Maleimide groups have long been used in applications that exploit their propensity to react selectively with thiol groups, undergoing Michael addition reactions through their C2=C3 double bond (Kanaoka, Y. et al., Chem. Pharm. Bull. 1964, 12, 127). Maleimides are also known to quench fluorescence, probably due to their participation in a photoinduced electron transfer (PET), allowing non-radiative relaxation of the fluorophore's excited state. The thiol addition reaction breaks the conjugation of the maleimide group, altering the energy levels of its molecular orbitals and removing its capacity to quench fluorescence (Guy, J. et al., J. Am. Chem. Soc. 2007, 129, 11969). These properties were demonstrated in the characterization of a naphthopyranone derivative bearing a maleimide group whose fluorescence increased dramatically upon reaction with glutathione (Langmuir, M. E. et al., Tetrahedron Lett. 1995, 36, 3989).

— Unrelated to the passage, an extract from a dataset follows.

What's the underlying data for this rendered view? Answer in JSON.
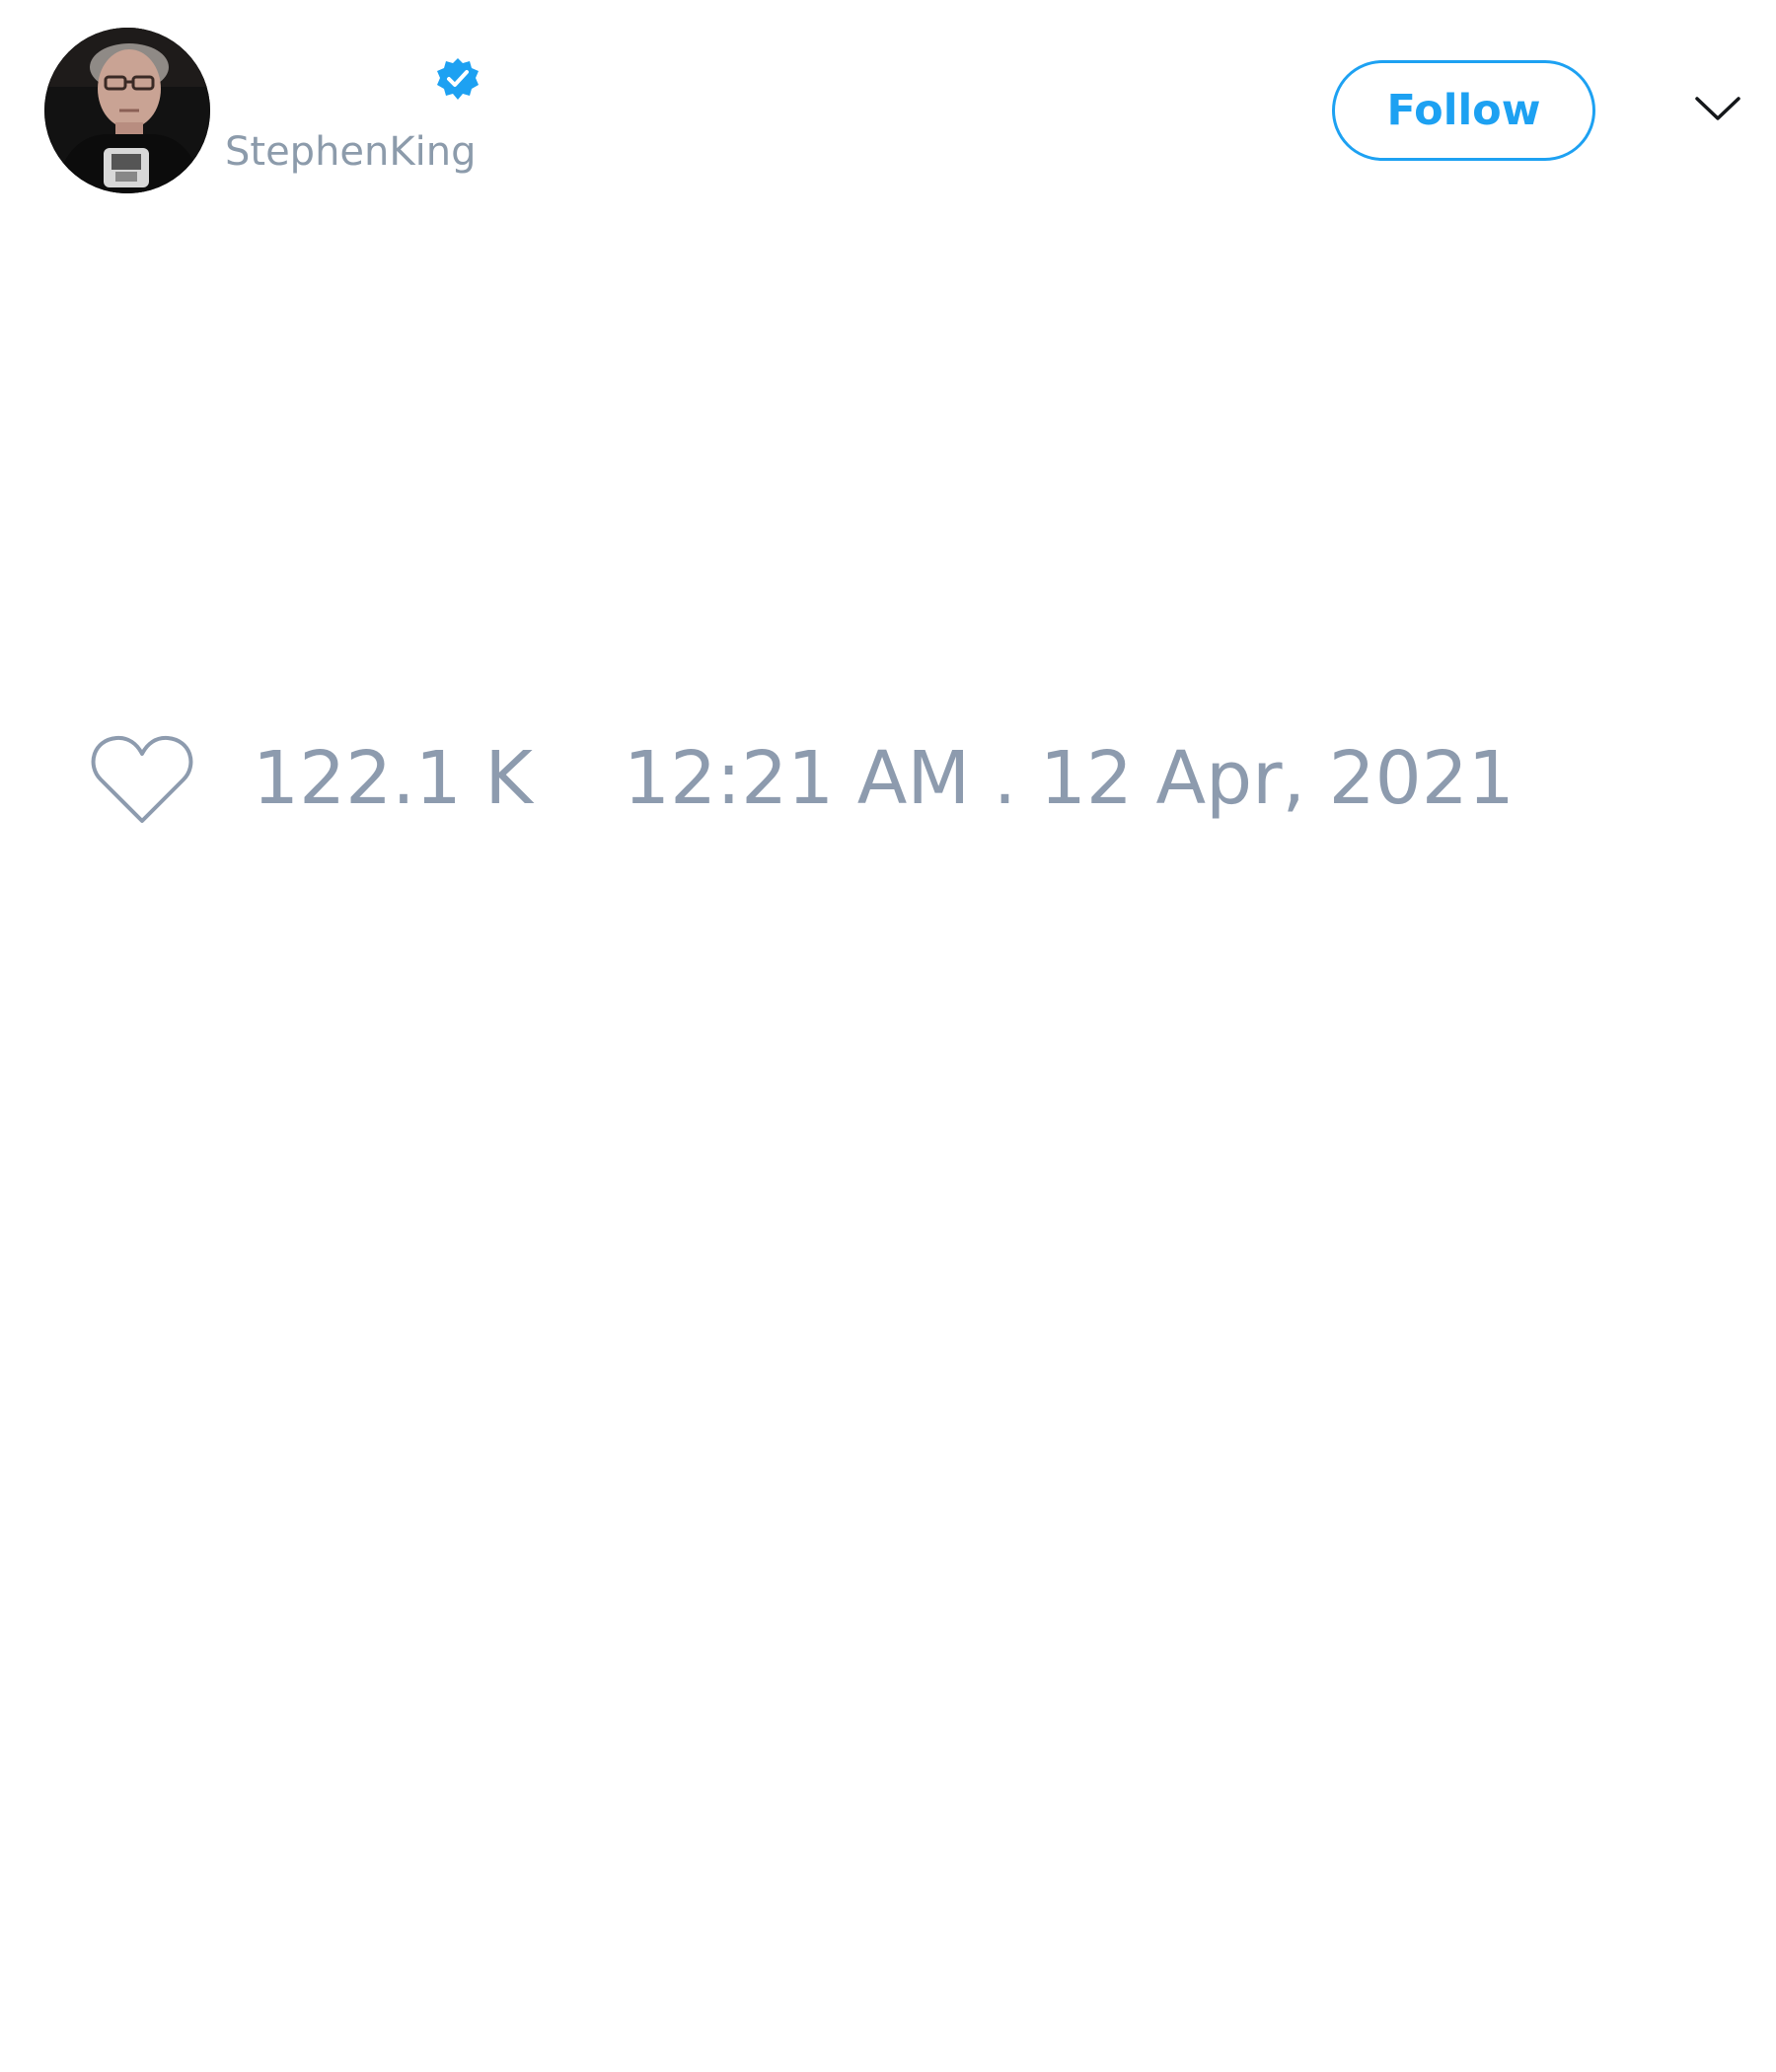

Labelling techniques based on the use of fluorescent dyes bearing reactive functional groups like maleimides, known to react with thiols, have been described (Tsien, R. Y., Annu. Rev. Biochem. 1998, 67, 509-544). However, these methods are typically non-specific, labelling the surface-exposed functional groups of many different proteins. Based on this chemical reaction, we previously developed a strategy for protein labelling based on a reactive unit bearing two maleimide groups linked to a fluorophore, such that fluorescence is quenched by photoinduced electron transfer (PET) until both maleimide groups undergo specific thiol addition reactions (Keillor, J. W. et al., Org Biomol Chem 2011, 9, 185-197; Keillor, J. W. et al., J Am Chem Soc 2007, 129, 11969-11977; Girouard, S. et al., J Am Chem Soc 2005, 127, 559-566). Additionally, complementary alpha-helical peptide tags have been designed, bearing two cysteine residues whose thiol side chains are appropriately positioned to react with the novel fluorogens (Keillor, J. W. et al., Mol Biosyst 2010, 6, 976-987). Genetically fusing these helical peptides to test proteins of interest (POI), we were able to selectively label the target sequence.
These early dimaleimide dyes react with the di-cysteine peptide tag faster than with two equivalents of other thiols such as glutathione (GSH) because the second maleimide-thiol reaction with the tag is an intramolecular reaction, while the second reaction with other thiol compounds is an intermolecular reaction. However, due to the high (millimolar) concentration of GSH inside living cells, some non-specific reaction with GSH is still possible, leading to background fluorescence. This may limit the application of these first generation fluorogens to cell surface labelling (Keillor, J. W. et al., Mol Biosyst 2010, 6, 976-987), highlighting the need for more selective labelling agents that can be used for intracellular applications.
It was also reported previously that efficient quenching was observed with a dansyl-based fluorogen (Keillor, J. W. et al., Org Biomol Chem 2011, 9, 185-197). However, dansyl is an environment-sensitive fluorophore and its excitation and emission wavelengths do not correlate well with the filter sets of most fluorescent microscopes.